# divizibilitate

Time limit: 1s Memory limit: 32MB Input: Output:

You are given $t$ and $t$ positive integers. For each of the integers, you will have to answer a question of one of the following types:

• $1 \ n$: Check if $n$ is prime or not. If $n$ is prime print YES, otherwise print NO.
• $2 \ n$: Find how many divisors $n$ has - for example, if $n = 12$, you will print $6$ ($1$, $2$, $3$, $4$, $6$, $12$ are the divisors of $12$).
• $3 \ n$: Find how many prime divisors $n$ has - for example, if $n = 21$, you will print $2$ ($3$ and $7$ are its prime divisors).
• $4 \ n$: Print the prime factorization $n$ has, with each factor written on a line, in ascending order of the prime factors - for example, if $n = 60$, you will print on $3$ separate lines $2 \ 2$, $3 \ 1$ and $5 \ 1$.

## Input data

On the first line of the input you have $t$, the number of integers tested. On each of the following $t$ lines you will have pairs of type $(tip, n)$, where $tip$ is between $1$ and $4$, and $n$ is a positive integer between $1$ and $10^9$.

## Output data

For each of the $t$ questions we will print the answer according to the presented format.

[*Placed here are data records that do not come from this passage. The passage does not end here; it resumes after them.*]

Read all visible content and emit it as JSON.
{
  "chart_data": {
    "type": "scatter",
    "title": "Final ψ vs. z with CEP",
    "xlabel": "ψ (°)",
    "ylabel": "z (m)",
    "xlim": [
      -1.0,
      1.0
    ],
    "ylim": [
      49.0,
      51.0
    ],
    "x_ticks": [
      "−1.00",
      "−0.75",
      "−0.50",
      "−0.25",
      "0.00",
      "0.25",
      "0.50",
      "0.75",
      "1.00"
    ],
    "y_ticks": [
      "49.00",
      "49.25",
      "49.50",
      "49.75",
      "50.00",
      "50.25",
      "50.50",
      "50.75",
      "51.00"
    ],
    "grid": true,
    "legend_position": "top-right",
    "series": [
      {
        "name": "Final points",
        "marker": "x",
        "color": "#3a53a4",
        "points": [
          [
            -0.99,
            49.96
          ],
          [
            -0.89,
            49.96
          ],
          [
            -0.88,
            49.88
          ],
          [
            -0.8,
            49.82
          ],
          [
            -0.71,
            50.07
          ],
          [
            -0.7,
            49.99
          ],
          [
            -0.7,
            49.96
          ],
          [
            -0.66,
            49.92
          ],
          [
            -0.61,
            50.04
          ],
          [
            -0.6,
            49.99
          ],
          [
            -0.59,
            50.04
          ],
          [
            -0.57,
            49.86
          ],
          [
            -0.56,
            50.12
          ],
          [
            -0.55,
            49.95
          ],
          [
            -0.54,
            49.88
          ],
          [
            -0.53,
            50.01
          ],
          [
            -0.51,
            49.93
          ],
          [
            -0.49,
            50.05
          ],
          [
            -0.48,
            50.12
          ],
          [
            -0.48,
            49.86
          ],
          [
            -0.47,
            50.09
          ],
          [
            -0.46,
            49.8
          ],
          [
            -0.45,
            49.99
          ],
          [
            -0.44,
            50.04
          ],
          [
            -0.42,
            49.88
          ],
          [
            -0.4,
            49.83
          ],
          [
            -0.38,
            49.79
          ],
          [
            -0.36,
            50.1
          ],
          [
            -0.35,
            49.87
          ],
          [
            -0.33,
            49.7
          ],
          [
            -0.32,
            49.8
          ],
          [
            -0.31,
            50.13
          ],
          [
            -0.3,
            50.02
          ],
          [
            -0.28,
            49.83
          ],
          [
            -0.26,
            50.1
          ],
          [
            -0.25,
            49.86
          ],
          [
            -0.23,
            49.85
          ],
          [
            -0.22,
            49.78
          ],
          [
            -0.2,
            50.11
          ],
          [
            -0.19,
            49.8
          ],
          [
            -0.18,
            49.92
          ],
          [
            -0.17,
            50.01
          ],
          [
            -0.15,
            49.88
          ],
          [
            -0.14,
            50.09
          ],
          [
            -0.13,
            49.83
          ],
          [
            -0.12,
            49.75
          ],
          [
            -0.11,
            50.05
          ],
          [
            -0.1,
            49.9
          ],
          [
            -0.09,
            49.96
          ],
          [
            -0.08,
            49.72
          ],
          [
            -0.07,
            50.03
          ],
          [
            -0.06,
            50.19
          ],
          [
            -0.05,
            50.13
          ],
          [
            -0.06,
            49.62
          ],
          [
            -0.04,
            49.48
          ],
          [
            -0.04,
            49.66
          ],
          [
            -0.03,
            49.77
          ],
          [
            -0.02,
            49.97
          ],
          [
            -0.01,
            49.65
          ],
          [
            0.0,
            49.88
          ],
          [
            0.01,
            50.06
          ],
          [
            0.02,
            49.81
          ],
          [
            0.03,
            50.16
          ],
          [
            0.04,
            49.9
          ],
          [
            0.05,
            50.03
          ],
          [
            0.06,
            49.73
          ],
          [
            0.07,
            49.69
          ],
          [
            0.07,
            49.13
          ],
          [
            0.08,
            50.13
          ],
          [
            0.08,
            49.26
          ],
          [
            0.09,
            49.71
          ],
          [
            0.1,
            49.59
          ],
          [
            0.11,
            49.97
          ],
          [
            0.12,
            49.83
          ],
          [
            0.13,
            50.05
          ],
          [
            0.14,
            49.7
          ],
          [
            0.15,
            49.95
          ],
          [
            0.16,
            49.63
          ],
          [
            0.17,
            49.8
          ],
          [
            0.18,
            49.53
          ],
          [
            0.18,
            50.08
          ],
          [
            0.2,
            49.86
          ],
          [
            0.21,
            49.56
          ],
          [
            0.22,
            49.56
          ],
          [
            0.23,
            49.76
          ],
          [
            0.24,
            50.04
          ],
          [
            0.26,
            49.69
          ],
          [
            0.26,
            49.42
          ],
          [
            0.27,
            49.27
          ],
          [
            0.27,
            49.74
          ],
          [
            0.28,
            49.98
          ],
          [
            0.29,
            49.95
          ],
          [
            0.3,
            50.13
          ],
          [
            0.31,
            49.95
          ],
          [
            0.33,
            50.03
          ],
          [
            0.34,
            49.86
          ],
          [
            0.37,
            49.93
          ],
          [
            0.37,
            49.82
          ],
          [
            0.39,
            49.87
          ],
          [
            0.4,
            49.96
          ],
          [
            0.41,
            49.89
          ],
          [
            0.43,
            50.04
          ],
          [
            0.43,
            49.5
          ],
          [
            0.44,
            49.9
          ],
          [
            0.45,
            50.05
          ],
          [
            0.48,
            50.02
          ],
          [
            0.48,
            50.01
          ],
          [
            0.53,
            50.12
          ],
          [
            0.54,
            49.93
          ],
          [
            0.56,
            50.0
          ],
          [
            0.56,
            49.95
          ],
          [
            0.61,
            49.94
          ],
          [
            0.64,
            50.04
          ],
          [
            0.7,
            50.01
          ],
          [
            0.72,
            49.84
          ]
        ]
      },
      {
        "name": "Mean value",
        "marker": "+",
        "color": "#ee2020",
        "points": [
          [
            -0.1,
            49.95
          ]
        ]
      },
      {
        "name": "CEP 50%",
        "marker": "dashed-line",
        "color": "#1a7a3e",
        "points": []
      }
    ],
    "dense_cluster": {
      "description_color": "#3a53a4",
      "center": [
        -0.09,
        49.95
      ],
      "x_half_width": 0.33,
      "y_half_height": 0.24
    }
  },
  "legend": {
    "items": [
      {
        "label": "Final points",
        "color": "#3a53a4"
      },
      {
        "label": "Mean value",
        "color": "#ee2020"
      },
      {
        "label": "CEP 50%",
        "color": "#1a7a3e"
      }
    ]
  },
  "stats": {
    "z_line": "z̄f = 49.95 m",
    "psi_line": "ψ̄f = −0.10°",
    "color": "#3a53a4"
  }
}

## Constraints and clarifications

• $1 \leq t \leq 1 \ 000$
• $1 \leq n \leq 10^9$
• For tests worth $20$ points each, we will only have queries of types $1$, $2$, $3$ respectively $4$.

## Example

stdin

8
1 7
2 15
3 24
4 1000
1 5835834
2 7675774
3 30240
4 14400


stdout

YES
4
2
2 3
5 3
NO
8
4
2 6
3 2
5 2


### Explanation

$7$ is a prime number.
$15$'s divisors are $1$, $3$, $5$, $15$.
$24$'s prime divisors are $2$ and $3$.
$1000$'s prime factorization is $2^3 \cdot 5^3$.